We encounter an issue when we conduct load testing with lot of concurrent requests, Istio sometimes terminates connection unexpectedly resulted into EOF error.
We have 2 services deployed as Deployment object. Service A accepts requests from client and make request to service B. Service A has connection to service B over HTTP/2 using gRPC. Service A and B has istio sidecars injected and both have pretty simple configuration without destination rules, 2 replicas for both deployments and have only one virtual service for service A to connect outside mesh clients via istio gateway. Service A and B report about EOF in their logs. Service A is written on NodeJS and service is written on Go.
Istio version: 1.24.2
Kubernetes version: EKS 1.30
How we reproduce the problem?
We run a simple load test scenario with warm, ramp up and spike phases. Problem appears on last stage with approximately 100-150+ concurrent requests.

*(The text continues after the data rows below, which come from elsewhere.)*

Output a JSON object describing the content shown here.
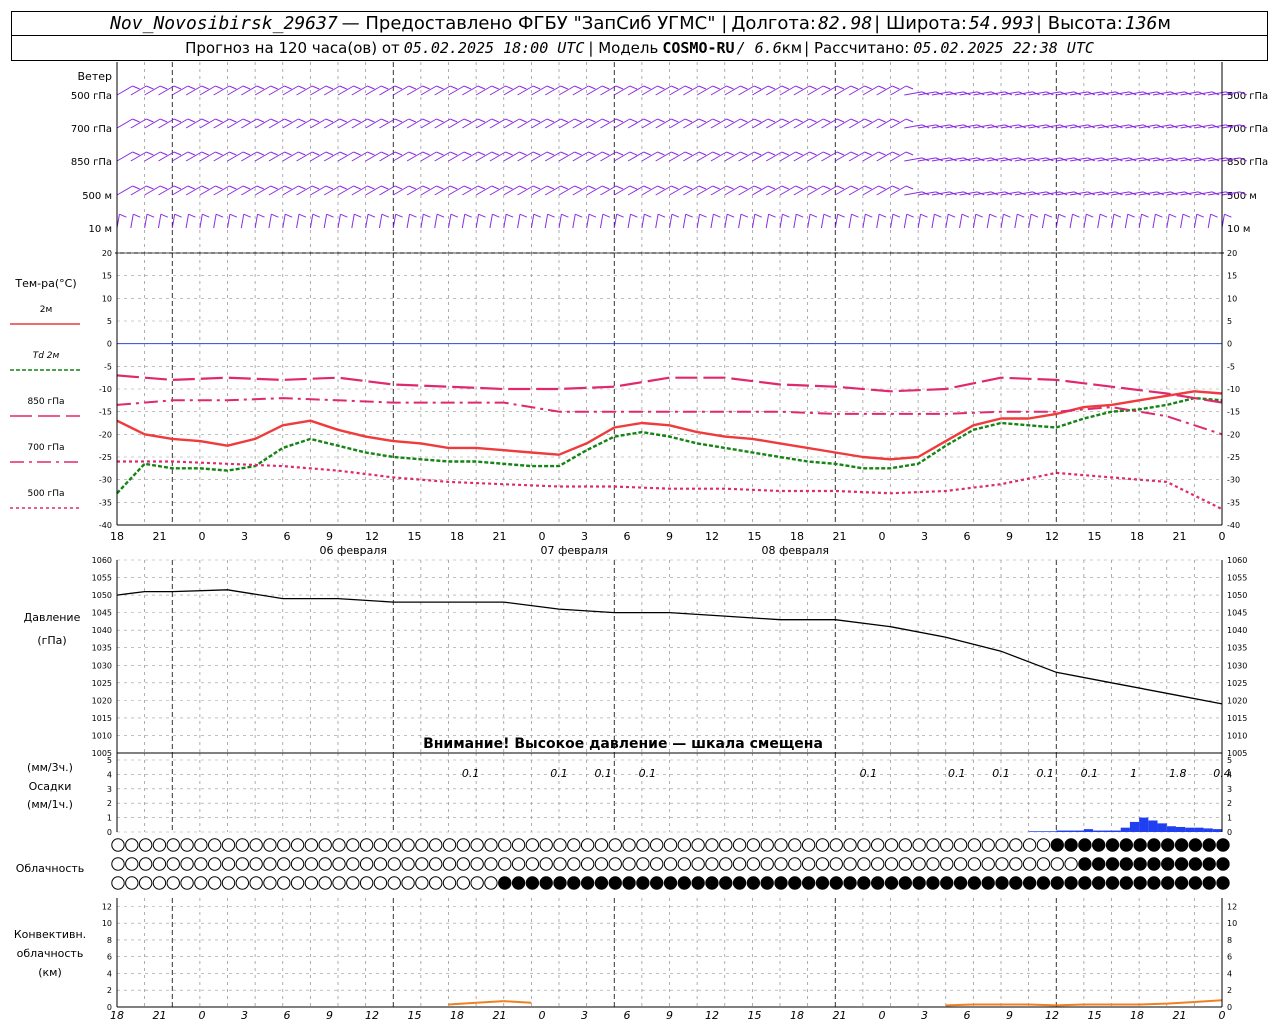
{
  "header": {
    "station": "Nov_Novosibirsk_29637",
    "provider": "— Предоставлено ФГБУ \"ЗапСиб УГМС\" |",
    "lon_label": "Долгота:",
    "lon": "82.98",
    "lat_label": "| Широта:",
    "lat": "54.993",
    "alt_label": "| Высота:",
    "alt": "136",
    "alt_unit": "м",
    "forecast_label": "Прогноз на 120 часа(ов) от",
    "forecast_time": "05.02.2025 18:00 UTC",
    "model_label": "| Модель",
    "model": "COSMO-RU",
    "model_res": "/ 6.6",
    "model_res_unit": "км",
    "calc_label": "| Рассчитано:",
    "calc_time": "05.02.2025 22:38 UTC"
  },
  "chart_data": {
    "type": "line",
    "x_hour_labels": [
      "18",
      "21",
      "0",
      "3",
      "6",
      "9",
      "12",
      "15",
      "18",
      "21",
      "0",
      "3",
      "6",
      "9",
      "12",
      "15",
      "18",
      "21",
      "0",
      "3",
      "6",
      "9",
      "12",
      "15",
      "18",
      "21",
      "0"
    ],
    "day_labels": [
      "06 февраля",
      "07 февраля",
      "08 февраля"
    ],
    "wind": {
      "title": "Ветер",
      "levels": [
        "500 гПа",
        "700 гПа",
        "850 гПа",
        "500 м",
        "10 м"
      ]
    },
    "temperature": {
      "title": "Тем-ра(°C)",
      "ylim": [
        -40,
        20
      ],
      "yticks": [
        20,
        15,
        10,
        5,
        0,
        -5,
        -10,
        -15,
        -20,
        -25,
        -30,
        -35,
        -40
      ],
      "legend": [
        {
          "name": "2м",
          "color": "#ef3b3b",
          "dash": ""
        },
        {
          "name": "Td 2м",
          "color": "#148414",
          "dash": "4,2"
        },
        {
          "name": "850 гПа",
          "color": "#e0286e",
          "dash": "22,6"
        },
        {
          "name": "700 гПа",
          "color": "#e0286e",
          "dash": "14,5,3,5"
        },
        {
          "name": "500 гПа",
          "color": "#e0286e",
          "dash": "3,3"
        }
      ],
      "series": [
        {
          "name": "2м",
          "x": [
            0,
            3,
            6,
            9,
            12,
            15,
            18,
            21,
            24,
            27,
            30,
            33,
            36,
            39,
            42,
            45,
            48,
            51,
            54,
            57,
            60,
            63,
            66,
            69,
            72,
            75,
            78,
            81,
            84,
            87,
            90,
            93,
            96,
            99,
            102,
            105,
            108,
            111,
            114,
            117,
            120
          ],
          "values": [
            -17,
            -20,
            -21,
            -21.5,
            -22.5,
            -21,
            -18,
            -17,
            -19,
            -20.5,
            -21.5,
            -22,
            -23,
            -23,
            -23.5,
            -24,
            -24.5,
            -22,
            -18.5,
            -17.5,
            -18,
            -19.5,
            -20.5,
            -21,
            -22,
            -23,
            -24,
            -25,
            -25.5,
            -25,
            -21.5,
            -18,
            -16.5,
            -16.5,
            -15.5,
            -14,
            -13.5,
            -12.5,
            -11.5,
            -10.5,
            -11
          ]
        },
        {
          "name": "Td 2м",
          "x": [
            0,
            3,
            6,
            9,
            12,
            15,
            18,
            21,
            24,
            27,
            30,
            33,
            36,
            39,
            42,
            45,
            48,
            51,
            54,
            57,
            60,
            63,
            66,
            69,
            72,
            75,
            78,
            81,
            84,
            87,
            90,
            93,
            96,
            99,
            102,
            105,
            108,
            111,
            114,
            117,
            120
          ],
          "values": [
            -33,
            -26.5,
            -27.5,
            -27.5,
            -28,
            -27,
            -23,
            -21,
            -22.5,
            -24,
            -25,
            -25.5,
            -26,
            -26,
            -26.5,
            -27,
            -27,
            -23.5,
            -20.5,
            -19.5,
            -20.5,
            -22,
            -23,
            -24,
            -25,
            -26,
            -26.5,
            -27.5,
            -27.5,
            -26.5,
            -22.5,
            -19,
            -17.5,
            -18,
            -18.5,
            -16.5,
            -15,
            -14.5,
            -13.5,
            -12,
            -12.5
          ]
        },
        {
          "name": "850 гПа",
          "x": [
            0,
            6,
            12,
            18,
            24,
            30,
            36,
            42,
            48,
            54,
            60,
            66,
            72,
            78,
            84,
            90,
            96,
            102,
            108,
            114,
            120
          ],
          "values": [
            -7,
            -8,
            -7.5,
            -8,
            -7.5,
            -9,
            -9.5,
            -10,
            -10,
            -9.5,
            -7.5,
            -7.5,
            -9,
            -9.5,
            -10.5,
            -10,
            -7.5,
            -8,
            -9.5,
            -11,
            -13
          ]
        },
        {
          "name": "700 гПа",
          "x": [
            0,
            6,
            12,
            18,
            24,
            30,
            36,
            42,
            48,
            54,
            60,
            66,
            72,
            78,
            84,
            90,
            96,
            102,
            108,
            114,
            120
          ],
          "values": [
            -13.5,
            -12.5,
            -12.5,
            -12,
            -12.5,
            -13,
            -13,
            -13,
            -15,
            -15,
            -15,
            -15,
            -15,
            -15.5,
            -15.5,
            -15.5,
            -15,
            -15,
            -14,
            -16,
            -20
          ]
        },
        {
          "name": "500 гПа",
          "x": [
            0,
            6,
            12,
            18,
            24,
            30,
            36,
            42,
            48,
            54,
            60,
            66,
            72,
            78,
            84,
            90,
            96,
            102,
            108,
            114,
            120
          ],
          "values": [
            -26,
            -26,
            -26.5,
            -27,
            -28,
            -29.5,
            -30.5,
            -31,
            -31.5,
            -31.5,
            -32,
            -32,
            -32.5,
            -32.5,
            -33,
            -32.5,
            -31,
            -28.5,
            -29.5,
            -30.5,
            -36.5
          ]
        }
      ]
    },
    "pressure": {
      "title": "Давление",
      "unit": "(гПа)",
      "ylim": [
        1005,
        1060
      ],
      "yticks": [
        1060,
        1055,
        1050,
        1045,
        1040,
        1035,
        1030,
        1025,
        1020,
        1015,
        1010,
        1005
      ],
      "warning": "Внимание! Высокое давление — шкала смещена",
      "x": [
        0,
        3,
        6,
        12,
        18,
        24,
        30,
        36,
        42,
        48,
        54,
        60,
        66,
        72,
        78,
        84,
        90,
        96,
        102,
        108,
        114,
        120
      ],
      "values": [
        1050,
        1051,
        1051,
        1051.5,
        1049,
        1049,
        1048,
        1048,
        1048,
        1046,
        1045,
        1045,
        1044,
        1043,
        1043,
        1041,
        1038,
        1034,
        1028,
        1025,
        1022,
        1019
      ]
    },
    "precipitation": {
      "title": "Осадки",
      "unit_3h": "(мм/3ч.)",
      "unit_1h": "(мм/1ч.)",
      "ylim": [
        0,
        5
      ],
      "yticks": [
        5,
        4,
        3,
        2,
        1,
        0
      ],
      "labels": [
        {
          "x": 24,
          "text": "0.1"
        },
        {
          "x": 30,
          "text": "0.1"
        },
        {
          "x": 33,
          "text": "0.1"
        },
        {
          "x": 36,
          "text": "0.1"
        },
        {
          "x": 51,
          "text": "0.1"
        },
        {
          "x": 57,
          "text": "0.1"
        },
        {
          "x": 60,
          "text": "0.1"
        },
        {
          "x": 63,
          "text": "0.1"
        },
        {
          "x": 66,
          "text": "0.1"
        },
        {
          "x": 69,
          "text": "1"
        },
        {
          "x": 72,
          "text": "1.8"
        },
        {
          "x": 75,
          "text": "0.4"
        }
      ],
      "bars_x": [
        99,
        100,
        101,
        102,
        103,
        104,
        105,
        106,
        107,
        108,
        109,
        110,
        111,
        112,
        113,
        114,
        115,
        116,
        117,
        118,
        119
      ],
      "bars_values": [
        0.05,
        0.05,
        0.05,
        0.1,
        0.1,
        0.1,
        0.2,
        0.1,
        0.1,
        0.1,
        0.3,
        0.7,
        1.0,
        0.8,
        0.6,
        0.4,
        0.35,
        0.3,
        0.3,
        0.25,
        0.2
      ]
    },
    "clouds": {
      "title": "Облачность"
    },
    "convective": {
      "title_lines": [
        "Конвективн.",
        "облачность",
        "(км)"
      ],
      "ylim": [
        0,
        13
      ],
      "yticks": [
        12,
        10,
        8,
        6,
        4,
        2,
        0
      ],
      "x": [
        36,
        39,
        42,
        45,
        90,
        93,
        96,
        99,
        102,
        105,
        108,
        111,
        114,
        117,
        120
      ],
      "values": [
        0.3,
        0.5,
        0.7,
        0.5,
        0.2,
        0.3,
        0.3,
        0.3,
        0.2,
        0.3,
        0.3,
        0.3,
        0.4,
        0.6,
        0.8
      ]
    },
    "colors": {
      "wind": "#8a2be2",
      "t2m": "#ef3b3b",
      "td2m": "#148414",
      "upper": "#e0286e",
      "pressure": "#000000",
      "precip": "#1f3ff0",
      "convective": "#f08020",
      "zero_line": "#2b4bd8"
    }
  }
}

What actions mitigate the problem?
- Adding annotation to service B to prevent istio sidecar injection. In this case no EOF between service A and service B
- Keeping Istio sidecars, but reduce replicas to 1 for service B. This action also removes EOF between service A and service B
What we have tried:
- Played around with different configuration for DestinationRule
- Added keep alive settings on Istio side
- Injected fault and set artificial timeout for service B for 300s. After 300s service A got response successfully from service B and return result to client
- Tried different load balancer simple modes for service B in DestinationRule of service A. Also tried one consistent hash mode using source ip
- Tried to add 9 retries with 5s interval to mitigate the problem (partial success, but from ~20k requests still 10-20 terminated connections)